En 1935, votre santé devient un tourment quotidien (les excès d’alcool éprouvent votre résistance nerveuse) et votre activité créatrice en souffre profondément…
À partir de 1933, le physique n’a cessé de décliner par degrés vers l’anéantissement, mais la chute ne s’est accentuée que vers l’automne 1934, et elle a alors été rapide. Je ne pouvais plus écrire sans gin, sans cigarette et sans bromure, et je vivais d’espoir. Finalement, ce que j’écrivais devenait tellement pauvre que j’ai résolu de me tirer de ce marasme pendant que je tenais encore debout. Je me suis fait soigner à Tryon en Caroline du Nord, me suis vite rétabli, j’ai décidé de cesser de boire pendant quelques années (ce qui, à vrai dire, ne m’a pas coûté jusqu’à présent) et me voici tout à fait remis. (En hiver et au printemps de 1935, Fitzgerald fit, en effet, un effort pour guérir, mais il n’y réussit qu’en 1937).

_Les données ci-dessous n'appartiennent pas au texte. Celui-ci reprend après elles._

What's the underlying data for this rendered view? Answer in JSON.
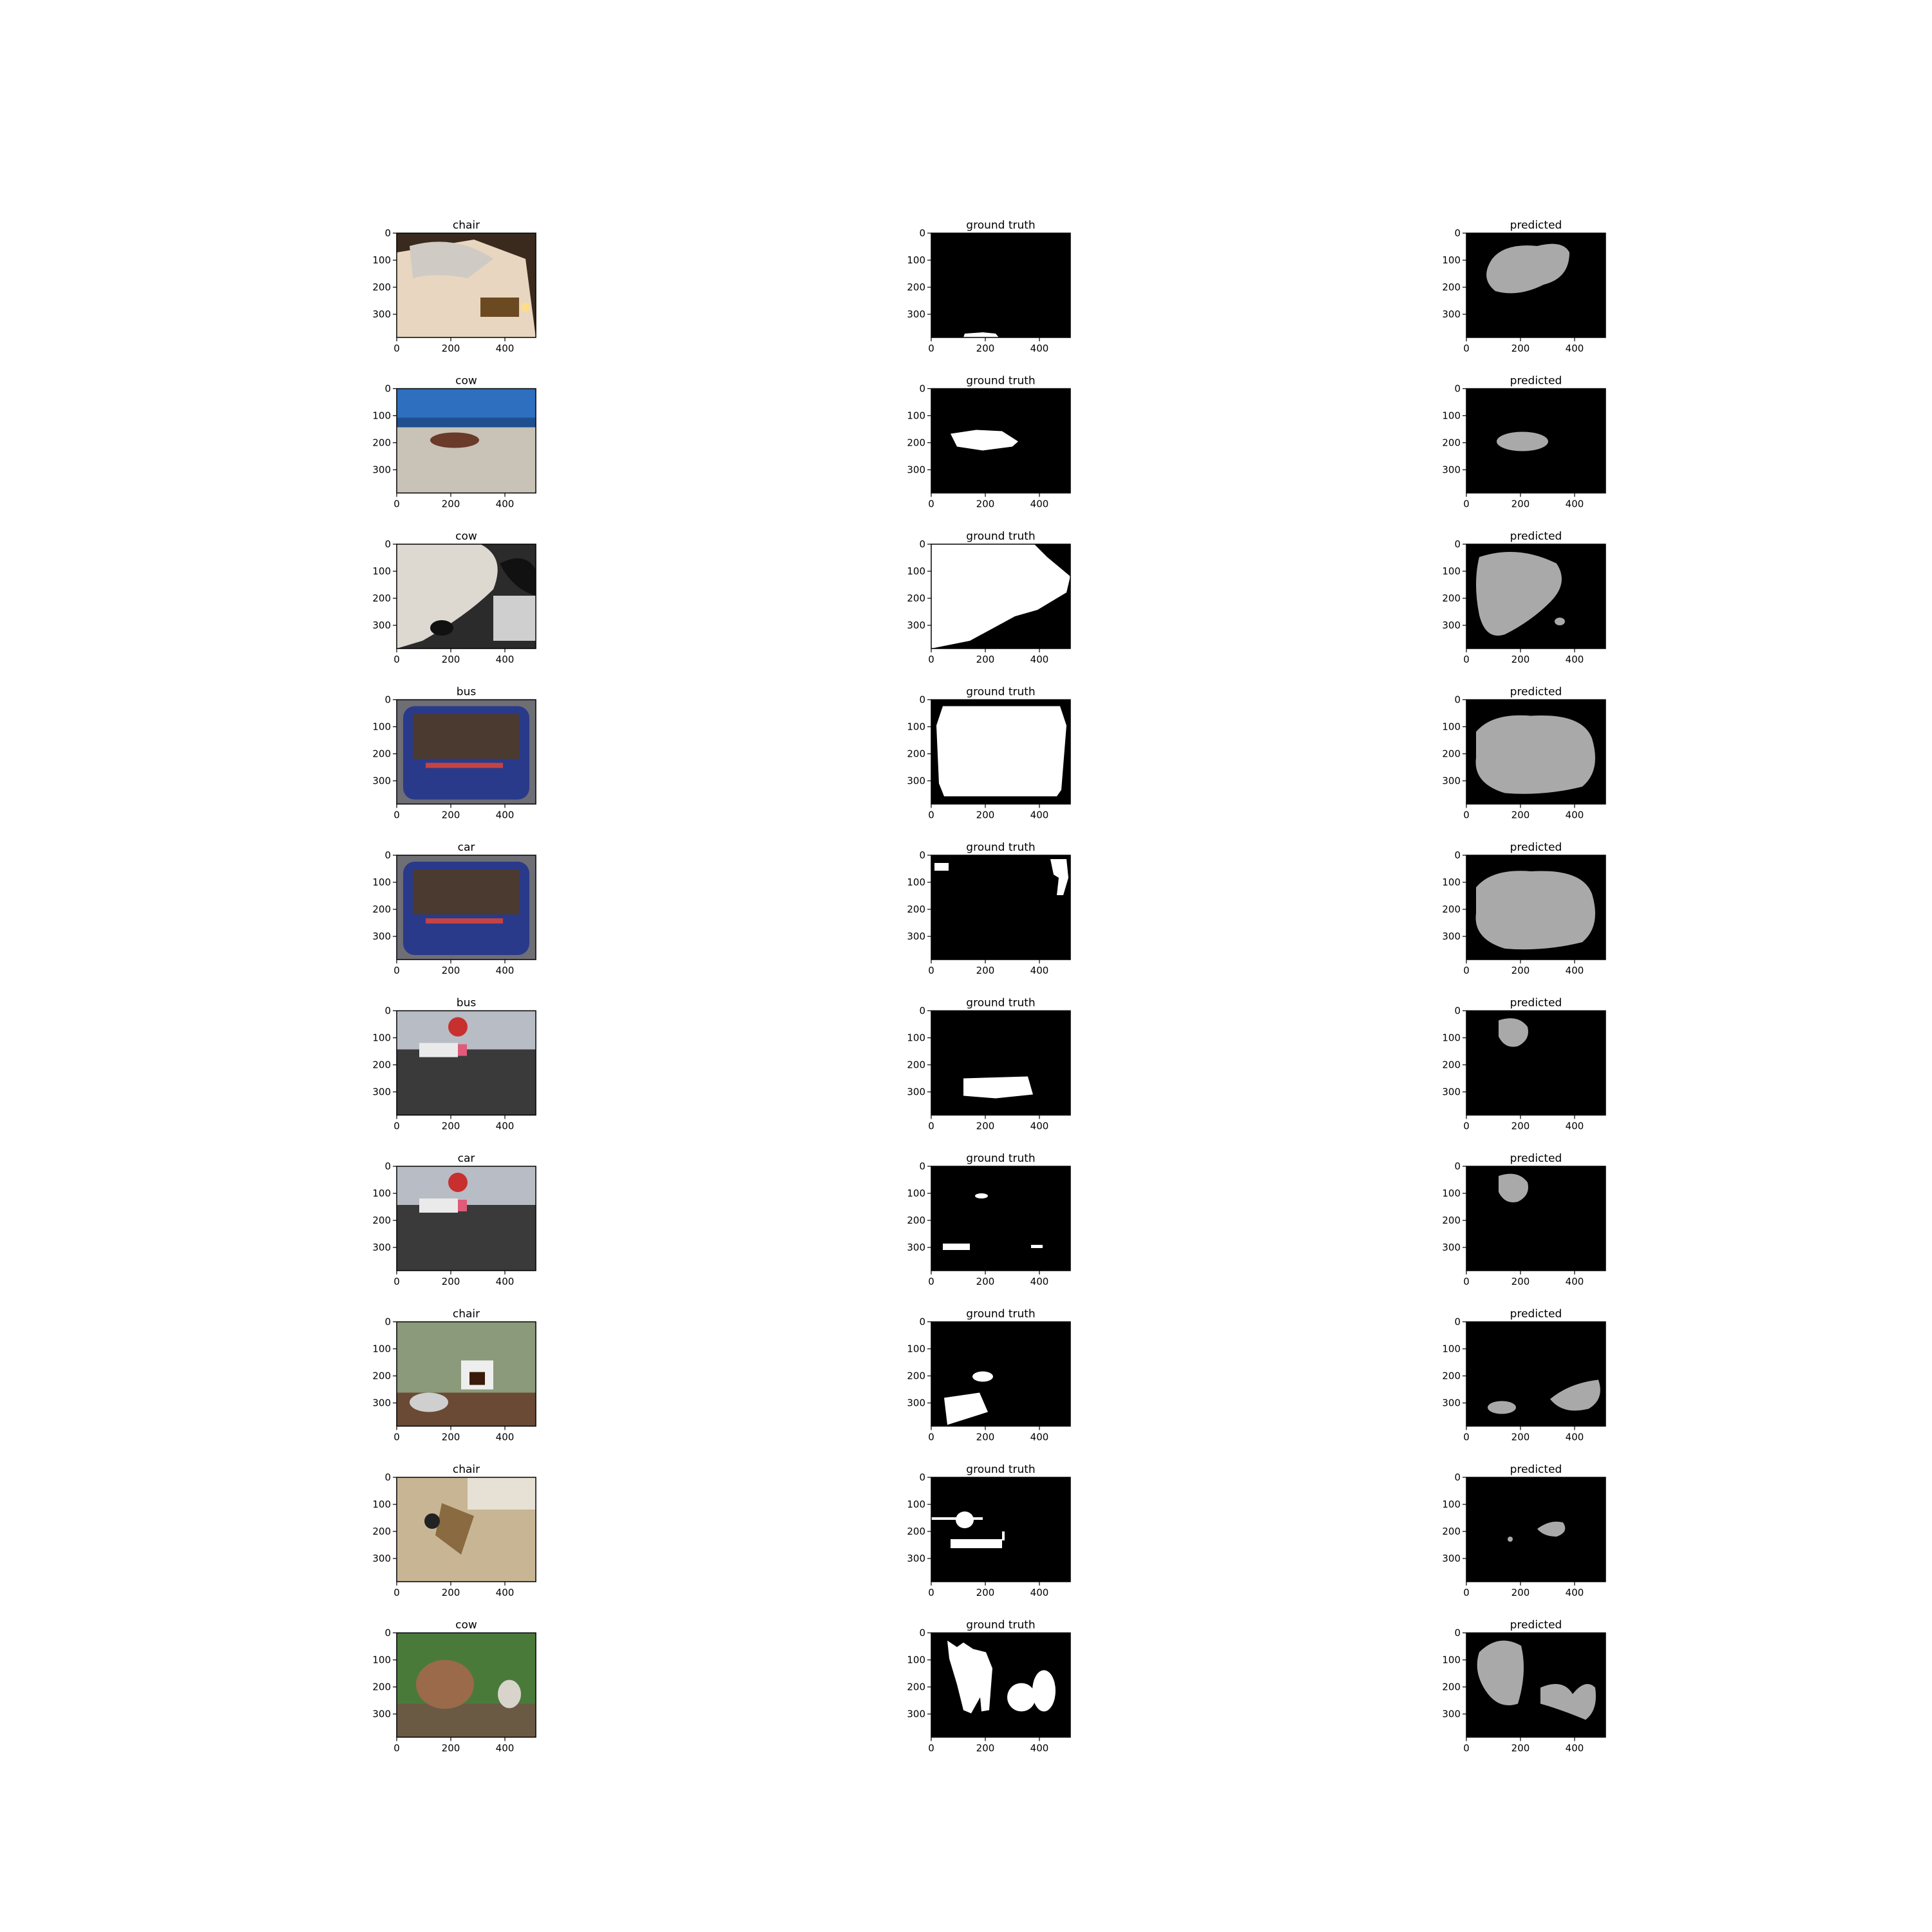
{
  "column_titles": {
    "ground_truth": "ground truth",
    "predicted": "predicted"
  },
  "axes": {
    "y_ticks": [
      "0",
      "100",
      "200",
      "300"
    ],
    "x_ticks": [
      "0",
      "200",
      "400"
    ]
  },
  "rows": [
    {
      "label": "chair"
    },
    {
      "label": "cow"
    },
    {
      "label": "cow"
    },
    {
      "label": "bus"
    },
    {
      "label": "car"
    },
    {
      "label": "bus"
    },
    {
      "label": "car"
    },
    {
      "label": "chair"
    },
    {
      "label": "chair"
    },
    {
      "label": "cow"
    }
  ],
  "colors": {
    "mask_bg": "#000000",
    "gt_fill": "#ffffff",
    "pred_fill": "#a9a9a9"
  }
}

Vous avez été un grand admirateur d’Ernest Hemingway. Ébloui par sa force, son charme, son talent, vous n’avez cessé d’affirmer la supériorité de cet écrivain américain dont le grand thème est le courage. Dès 1924, vous pressentiez son avenir et écriviez : « Je vous envoie ce mot pour vous parler d’un jeune Américain nommé Ernest Hemingway. C’est certainement quelqu’un. C’est un garçon d’avenir et il n’a que vingt-sept ans. » Quelle différence faites-vous entre votre talent et celui d’Ernest Hemingway ?
Un jour où je m’entretenais avec Hemingway, je lui ai dit que, contrairement à ce qui paraissait vraisemblable, j’étais la tortue et lui le lièvre, et c’était vrai : tout ce que j’ai réussi est le fruit d’un effort têtu et prolongé tandis que c’est Ernest qui, avec une pointe de génie, parvient à produire facilement des choses extraordinaires. Je manque de facilité.
Selon vous, en quoi un artiste se distingue-t-il d’un homme sensible ?
Pour faire un artiste, il faut l’égotisme d’un fou joint à la clarté et à la vigueur de pensée d’un Flaubert. La quantité de talent nécessaire au départ – ou disons le degré d’habileté et de facilité – n’entre que pour une très faible proportion dans la longue lutte de l’artiste, un combat dont la fin la plus heureuse ne peut être qu’un prompt et miséricordieux épuisement.
Dossier d’introduction à Gatsby, Bibliothèque du Club de la Femme, 1969.
1. Florence Nightingale (1820-1910) : pionnière des soins infirmiers modernes et de l’utilisation des statistiques dans le domaine de la santé publique, elle fut, à la fin du xixe siècle, la femme britannique la plus célèbre après la Reine Victoria.
2. Jane Addams (1860-1935) : activiste américaine, réformatrice sociale, écrivain, elle milita pour le droit de vote des femmes et la paix dans le monde. Elle obtint le Prix Nobel en 1931.
3. Julia Ward Howe (1819-1910) : militante abolitionniste et poétesse américaine. Elle défendit, comme Jane Addams, le droit de vote des femmes et le pacifisme. Auteur du texte The Battle Hymn of the Republic, l’un des chants les plus populaires durant la guerre de Sécession, elle fut, en 1908, la première femme élue à l’Académie américaine des Arts et Lettres.